Design Optimizer for Planar Soft-Growing Robot Manipulators

TL;DR

This paper introduces a novel design optimization method for planar soft-growing robot manipulators, enhancing their efficiency and precision in task-specific applications through advanced evolutionary algorithms and obstacle avoidance.

Contribution

It presents a new multi-objective optimization framework with a rank-partitioning algorithm for designing soft-growing robots, outperforming existing methods in accuracy and resource efficiency.

Findings

The method achieves higher precision in reaching targets.

It reduces resource consumption compared to existing approaches.

The optimization process is faster and more effective.

Abstract

Soft-growing robots are innovative devices that feature plant-inspired growth to navigate environments.
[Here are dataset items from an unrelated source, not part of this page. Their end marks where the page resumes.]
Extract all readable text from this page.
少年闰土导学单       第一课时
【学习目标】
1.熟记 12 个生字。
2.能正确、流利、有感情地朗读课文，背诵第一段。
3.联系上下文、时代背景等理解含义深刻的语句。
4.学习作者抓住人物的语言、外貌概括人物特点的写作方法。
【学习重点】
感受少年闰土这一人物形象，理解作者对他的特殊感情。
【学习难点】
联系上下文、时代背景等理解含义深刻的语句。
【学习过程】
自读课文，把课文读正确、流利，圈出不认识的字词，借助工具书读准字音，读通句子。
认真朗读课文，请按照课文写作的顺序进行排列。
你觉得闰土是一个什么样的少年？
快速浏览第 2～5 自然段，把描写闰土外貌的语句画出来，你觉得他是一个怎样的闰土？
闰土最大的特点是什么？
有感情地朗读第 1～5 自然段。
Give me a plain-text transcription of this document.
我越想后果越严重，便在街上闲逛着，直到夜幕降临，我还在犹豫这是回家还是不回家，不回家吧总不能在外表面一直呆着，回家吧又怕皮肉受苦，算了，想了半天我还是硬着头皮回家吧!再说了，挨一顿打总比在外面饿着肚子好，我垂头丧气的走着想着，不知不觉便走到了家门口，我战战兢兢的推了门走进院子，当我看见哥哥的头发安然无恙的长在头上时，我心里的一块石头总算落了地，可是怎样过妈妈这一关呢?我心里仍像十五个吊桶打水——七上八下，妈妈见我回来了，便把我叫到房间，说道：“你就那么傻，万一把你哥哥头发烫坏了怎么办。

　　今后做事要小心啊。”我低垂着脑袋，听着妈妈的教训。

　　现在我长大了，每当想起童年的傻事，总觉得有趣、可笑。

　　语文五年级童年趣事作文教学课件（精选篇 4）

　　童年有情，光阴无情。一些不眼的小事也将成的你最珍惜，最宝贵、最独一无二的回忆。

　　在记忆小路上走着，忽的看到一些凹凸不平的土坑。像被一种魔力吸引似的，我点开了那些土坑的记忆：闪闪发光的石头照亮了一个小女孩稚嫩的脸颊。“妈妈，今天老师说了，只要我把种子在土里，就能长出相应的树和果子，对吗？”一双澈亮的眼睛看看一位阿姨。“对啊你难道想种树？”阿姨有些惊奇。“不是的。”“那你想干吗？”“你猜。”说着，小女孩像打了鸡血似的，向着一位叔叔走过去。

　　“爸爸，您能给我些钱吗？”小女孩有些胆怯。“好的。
Thanks to their embodied intelligence of adapting to their surroundings and the latest innovation in actuation and manufacturing, it is possible to employ them for specific manipulation tasks. The applications of these devices include exploration of delicate/dangerous environments, manipulation of items, or assistance in domestic environments. This work presents a novel approach for design optimization of soft-growing robots, which will be used prior to manufacturing to suggest engineers -- or robot designer enthusiasts -- the optimal dimension of the robot to be built for solving a specific task. I modeled the design process as a multi-objective optimization problem, in which I optimize the kinematic chain of a soft manipulator to reach targets and avoid unnecessary overuse of material and resources. The method exploits the advantages of population-based optimization algorithms, in particular evolutionary algorithms, to transform the problem from multi-objective into a single-objective thanks to an efficient mathematical formulation, the novel rank-partitioning algorithm, and obstacle avoidance integrated within the optimizer operators. I tested the proposed method on different tasks to access its optimality, which showed significant performance in solving the problem. Finally, comparative experiments showed that the proposed method works better than the one existing in the literature in terms of precision, resource consumption, and run time.